The remaining part of our paper is organized as follows. Section 2 discusses the corpora, the process of data extraction, the computational and statistical methods, and a few methodological caveats that may influence the interpretation of our data. In Section 3, we report the results of our analyses. Finally, Section 4 concludes the paper, discussing the main findings and providing a perspective.
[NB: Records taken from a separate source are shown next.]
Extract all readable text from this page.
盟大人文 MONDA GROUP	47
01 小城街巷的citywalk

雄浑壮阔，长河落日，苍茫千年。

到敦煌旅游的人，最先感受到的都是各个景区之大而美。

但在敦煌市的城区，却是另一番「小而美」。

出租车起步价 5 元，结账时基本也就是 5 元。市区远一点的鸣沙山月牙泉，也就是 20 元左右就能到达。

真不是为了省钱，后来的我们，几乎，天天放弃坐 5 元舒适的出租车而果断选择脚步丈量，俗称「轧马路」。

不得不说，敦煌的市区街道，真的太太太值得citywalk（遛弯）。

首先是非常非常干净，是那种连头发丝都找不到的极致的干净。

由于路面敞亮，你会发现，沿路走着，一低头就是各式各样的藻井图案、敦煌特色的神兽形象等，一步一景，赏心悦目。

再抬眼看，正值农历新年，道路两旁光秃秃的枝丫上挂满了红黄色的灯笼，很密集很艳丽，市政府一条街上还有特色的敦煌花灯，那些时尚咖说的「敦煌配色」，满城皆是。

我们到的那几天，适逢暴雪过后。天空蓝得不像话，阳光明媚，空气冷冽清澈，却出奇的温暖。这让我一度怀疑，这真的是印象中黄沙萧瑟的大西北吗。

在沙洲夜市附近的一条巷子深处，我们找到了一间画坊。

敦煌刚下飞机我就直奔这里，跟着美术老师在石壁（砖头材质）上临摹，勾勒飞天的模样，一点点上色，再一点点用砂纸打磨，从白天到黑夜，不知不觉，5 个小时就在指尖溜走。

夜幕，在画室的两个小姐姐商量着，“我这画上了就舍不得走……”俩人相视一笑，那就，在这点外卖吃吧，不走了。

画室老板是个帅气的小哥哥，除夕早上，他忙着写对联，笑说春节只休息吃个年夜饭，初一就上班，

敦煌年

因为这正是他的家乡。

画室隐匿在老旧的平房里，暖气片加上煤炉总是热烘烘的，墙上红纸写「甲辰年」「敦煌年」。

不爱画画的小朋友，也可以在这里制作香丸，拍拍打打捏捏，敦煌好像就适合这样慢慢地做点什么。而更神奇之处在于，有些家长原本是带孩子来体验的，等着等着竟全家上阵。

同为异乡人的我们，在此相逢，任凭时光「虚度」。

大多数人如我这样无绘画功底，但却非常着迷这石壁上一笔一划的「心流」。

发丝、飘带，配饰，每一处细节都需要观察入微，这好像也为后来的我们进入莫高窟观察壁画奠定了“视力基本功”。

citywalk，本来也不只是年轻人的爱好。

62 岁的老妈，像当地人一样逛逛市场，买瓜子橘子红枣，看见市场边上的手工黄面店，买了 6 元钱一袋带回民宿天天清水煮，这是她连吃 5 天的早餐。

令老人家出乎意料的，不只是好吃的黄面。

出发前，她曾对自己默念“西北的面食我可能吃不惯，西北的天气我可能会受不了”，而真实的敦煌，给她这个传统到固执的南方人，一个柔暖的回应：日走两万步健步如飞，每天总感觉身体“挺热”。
2 Materials and methods 2.1 Materials

Table 1 displays the words we analyzed in this study. We focused on nouns because pronouns would not be directly comparable across the languages. In English, the pronouns he and she are used only for animate referents (with a few exceptions). Spoken Chinese has no gender distinctions in the 3^rd person singular, although one can differentiate between the equivalents of “he”, “she” and “it” in writing. In Russian, both animate and inanimate referents can be anaphorically referred to with gendered pronouns on ‘he’, ona ‘she’ and ono ‘it’ depending on the lexical gender.

Table 1

The words analyzed in the study.

Concept pair	English	Chinese	Russian
ADULT	F: womanM: man	F: 女人M: 男人	F: ženščinaM: mužčina
NOT ADULT	F: girlM: boy	F: 女孩(子/兒/−)M: 男孩(子/兒/−)	F: devočkaM: mal’čik
PARENT	F: motherM: father	F: 母親/媽媽M: 父親/爸爸	F: mat’M: otec
CHILD	F: daughterM: son	F: 女兒M: 兒子	F: dočM: syn
SIBLING	F: sisterM: brother	F: 姐姐/妹妹/姐妹M: 哥哥/弟弟/兄弟	F: sestraM: brat
SPOUSE	F: wifeM: husband	F: 妻子M: 丈夫	F: ženaM: muž
PARENT-IN-LAW	F: mother-in-lawM: father-in-law	F: 婆婆/岳母M: 剬剬/岳父	F: tëščaM: test’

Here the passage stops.